Kugel knew that only by making new music again would she recover her ability to sing. In 2021, she began making Derealization. After that, when she felt like she could sing again, it was a creative and personal triumph. “Once I started making this record, that’s when I got my voice back,” she says. “It was like a sense of self that I hadn’t really had since the Coathangers started when I was very sure of myself and what I wanted to say.”
Making new music again reminded Kugel of the creative impulses that drove her to make music in the first place. While creating Derealization, Kugel went back to her origins as a musician by playing the acoustic guitar and the piano, giving the record a stripped-down sound.
“It was cool to put some of that in, put some organic, unamplified stuff in there,” Kugel says. “It was just really exciting. No fuzz pedals or whatever!”
In the end, Kugel decided to release Derealization under the name Julia, Julia instead of Soft Palms or White Woods. “It left me nothing to hide behind,” Kugel says. “First name Julia, last name Julia.”
While making the record, Kugel discovered the word “derealization,” which relates to the feeling of detachment from surroundings. It was during this discovery that she knew that this would be the album’s name. The concept of derealization is alluded to overtly on the track “Fever In My Heart,” particularly when Kugel sings, “Am I somebody else? Am I losing myself?”

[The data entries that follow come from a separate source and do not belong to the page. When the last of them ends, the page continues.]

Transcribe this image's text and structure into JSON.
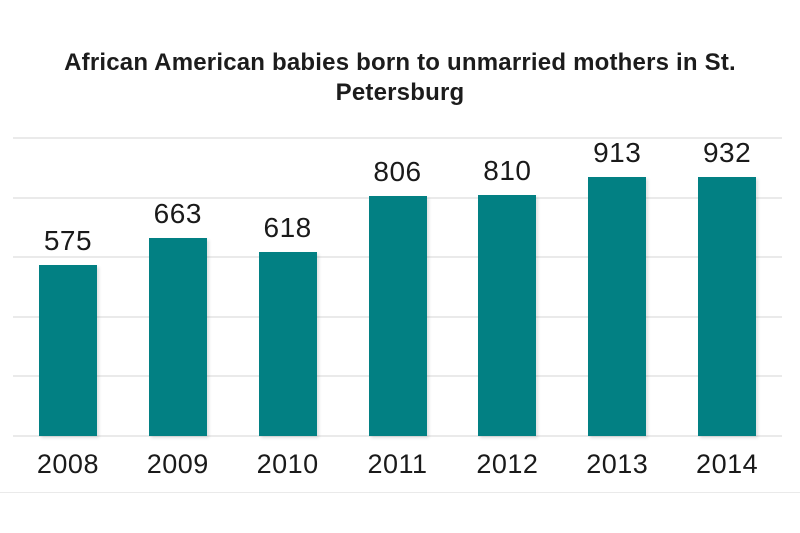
{
  "page": {
    "background": "#ffffff"
  },
  "chart_data": {
    "type": "bar",
    "title": "African American babies born to unmarried mothers in St. Petersburg",
    "title_lines": [
      "African American babies born to unmarried mothers in St.",
      "Petersburg"
    ],
    "categories": [
      "2008",
      "2009",
      "2010",
      "2011",
      "2012",
      "2013",
      "2014"
    ],
    "values": [
      575,
      663,
      618,
      806,
      810,
      913,
      932
    ],
    "xlabel": "",
    "ylabel": "",
    "ylim": [
      0,
      1000
    ],
    "gridline_step": 200,
    "grid": true,
    "legend_position": "none",
    "colors": {
      "bar": "#028083",
      "text": "#1a1a1a",
      "title": "#1c1c1c",
      "gridline": "#d6d6d6",
      "footer_rule": "#eaeaea"
    }
  }
}
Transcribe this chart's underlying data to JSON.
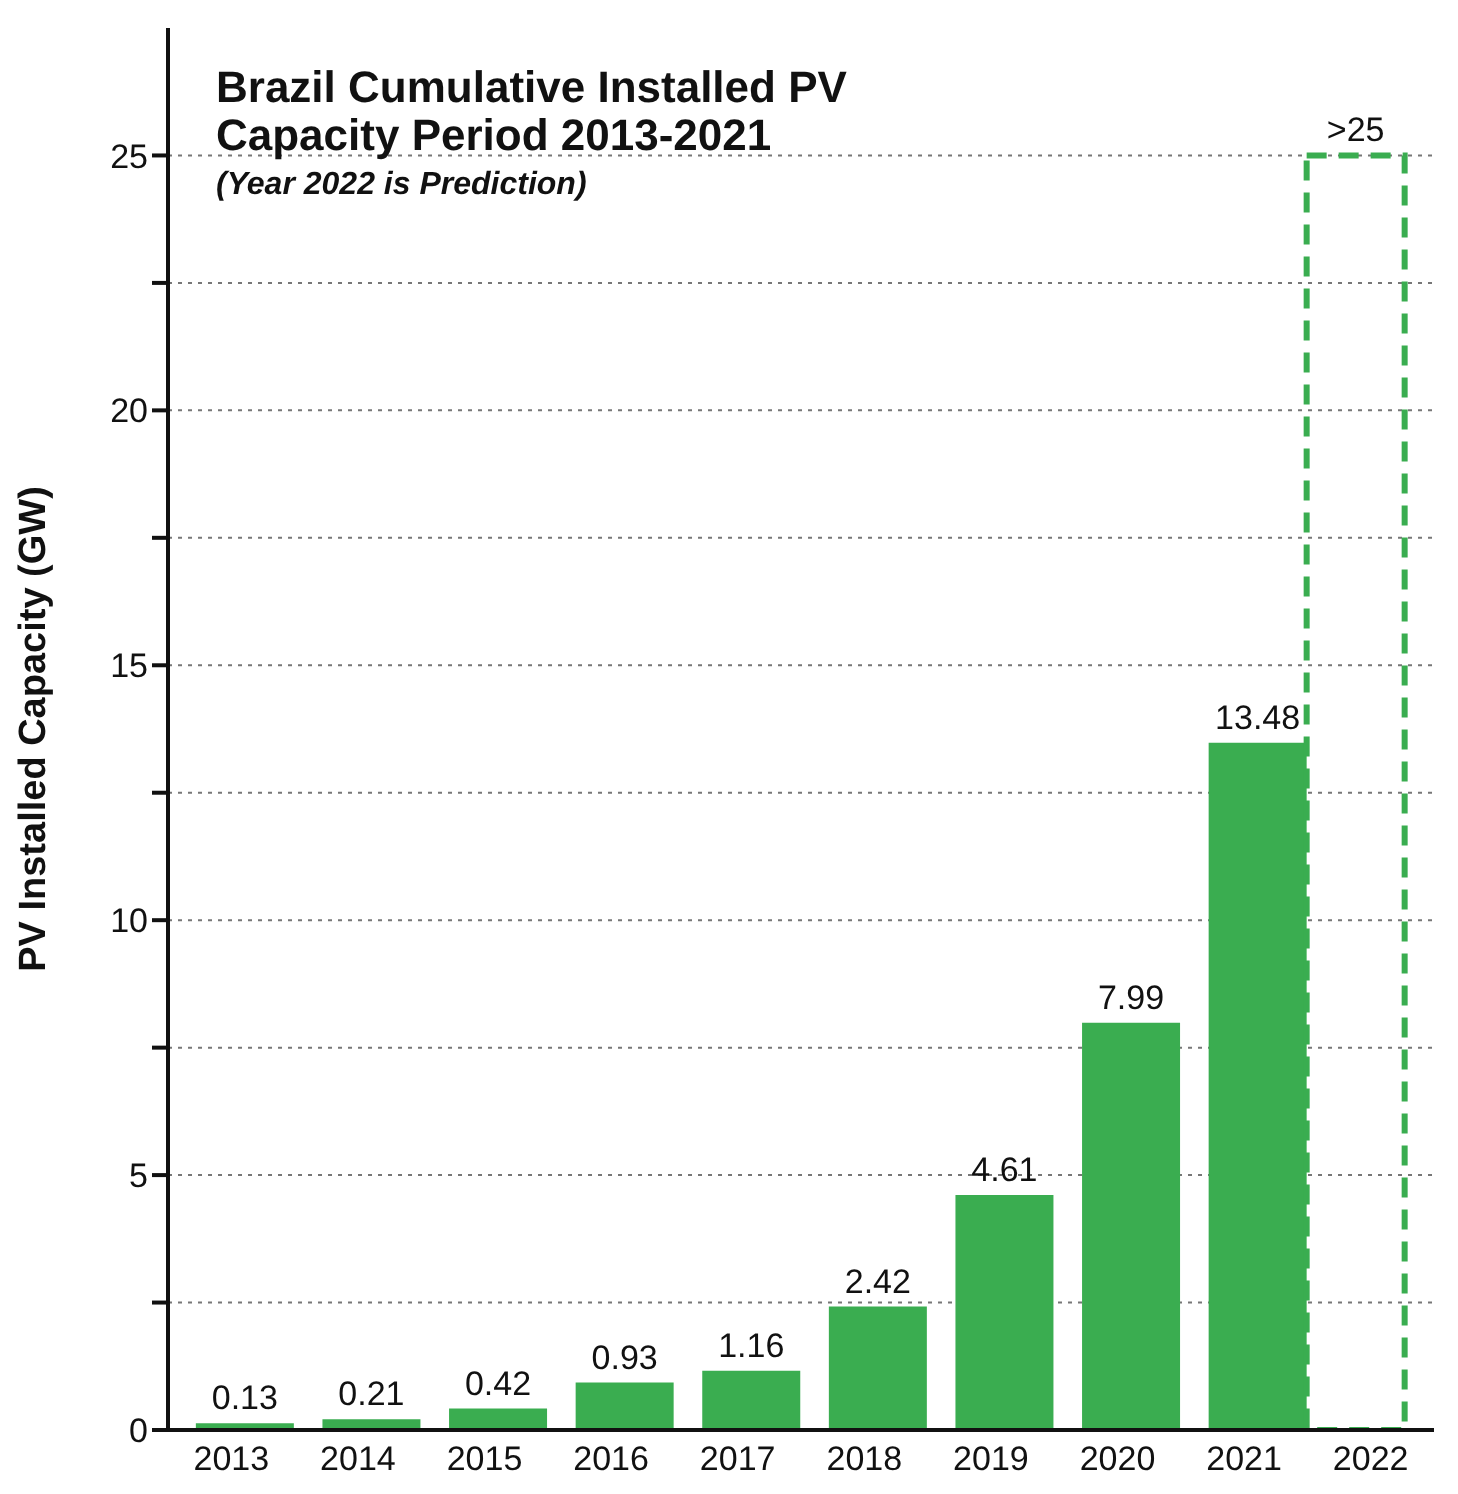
{
  "chart_data": {
    "type": "bar",
    "title": "Brazil Cumulative Installed PV Capacity Period 2013-2021",
    "subtitle": "(Year 2022 is Prediction)",
    "ylabel": "PV Installed Capacity (GW)",
    "categories": [
      "2013",
      "2014",
      "2015",
      "2016",
      "2017",
      "2018",
      "2019",
      "2020",
      "2021",
      "2022"
    ],
    "series": [
      {
        "color": "#3aad50",
        "values": [
          0.13,
          0.21,
          0.42,
          0.93,
          1.16,
          2.42,
          4.61,
          7.99,
          13.48,
          null
        ],
        "value_labels": [
          "0.13",
          "0.21",
          "0.42",
          "0.93",
          "1.16",
          "2.42",
          "4.61",
          "7.99",
          "13.48",
          null
        ]
      },
      {
        "color": "#3aad50",
        "line_style": "dashed",
        "values": [
          null,
          null,
          null,
          null,
          null,
          null,
          null,
          null,
          null,
          25
        ],
        "value_labels": [
          null,
          null,
          null,
          null,
          null,
          null,
          null,
          null,
          null,
          ">25"
        ]
      }
    ],
    "ylim": [
      0,
      27.5
    ],
    "yticks": [
      0,
      {
        "value": 2.5,
        "label": null
      },
      5,
      {
        "value": 7.5,
        "label": null
      },
      10,
      {
        "value": 12.5,
        "label": null
      },
      15,
      {
        "value": 17.5,
        "label": null
      },
      20,
      {
        "value": 22.5,
        "label": null
      },
      25
    ],
    "grid": "y",
    "legend": false
  }
}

“Derealization is feeling like you’re in a dream feeling,” she says. “You don’t know reality.”
For Kugel, music was the way and destination during this difficult time. What began as a journey to understand who she was concluded with a testament to it. On “Do It Or Don’t,” Kugel sings, “Reap what you sow, but who can tell what will grow?” As Derealization shows, the answer turns out to be a renewed sense of purpose and meaning, both creatively and existentially.

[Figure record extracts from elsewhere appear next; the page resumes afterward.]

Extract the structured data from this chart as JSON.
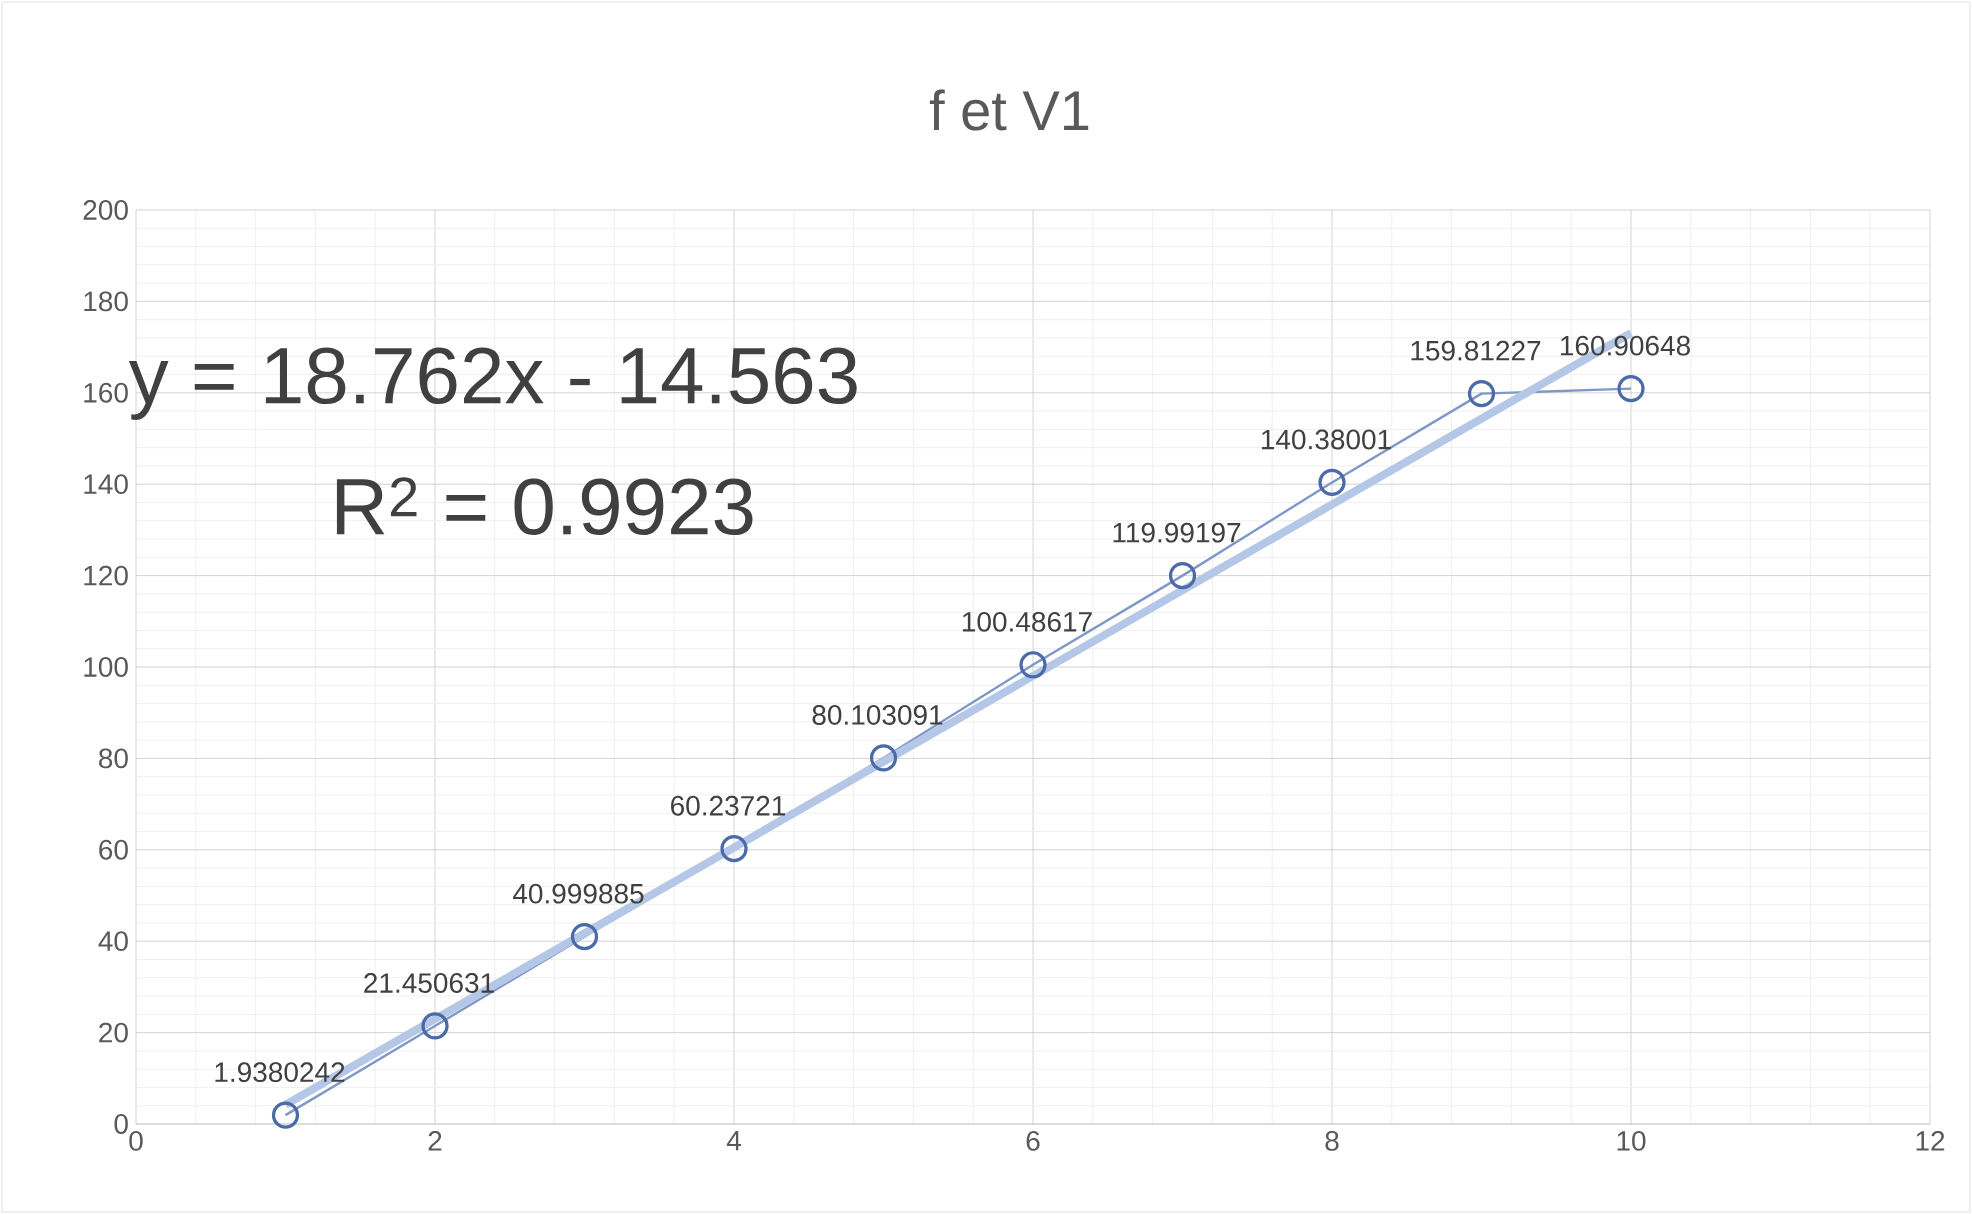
{
  "chart_data": {
    "type": "line",
    "title": "f et V1",
    "xlim": [
      0,
      12
    ],
    "xticks": [
      0,
      2,
      4,
      6,
      8,
      10,
      12
    ],
    "ylim": [
      0,
      200
    ],
    "yticks": [
      0,
      20,
      40,
      60,
      80,
      100,
      120,
      140,
      160,
      180,
      200
    ],
    "grid": true,
    "marker": "circle",
    "line_style": "solid",
    "series": [
      {
        "color": "#7f98c8",
        "x": [
          1,
          2,
          3,
          4,
          5,
          6,
          7,
          8,
          9,
          10
        ],
        "values": [
          1.9380242,
          21.450631,
          40.999885,
          60.23721,
          80.103091,
          100.48617,
          119.99197,
          140.38001,
          159.81227,
          160.90648
        ],
        "value_labels": [
          "1.9380242",
          "21.450631",
          "40.999885",
          "60.23721",
          "80.103091",
          "100.48617",
          "119.99197",
          "140.38001",
          "159.81227",
          "160.90648"
        ]
      },
      {
        "type": "line",
        "color": "#b4c7e7",
        "marker": "none",
        "x": [
          1,
          10
        ],
        "values": [
          4.2,
          173.1
        ]
      }
    ],
    "annotations": [
      "y = 18.762x - 14.563",
      "R$^{2}$ = 0.9923"
    ]
  }
}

“Everything on this record has meaning,” Kugel says.
As Kugel looks back on her whirlwind journey, she finds that music is more than just a balm during difficult moments in life. It is a radical tool for growth and transformation. Her relationship with music now is all the more meaningful because of it, and she’s embracing the future with excitement.
“I feel like I’m back, baby!” Kugel exclaims. “I’m so excited. I find myself staring off into space again, thinking about songs, thinking about what I want to say, instead of being fearful of it.”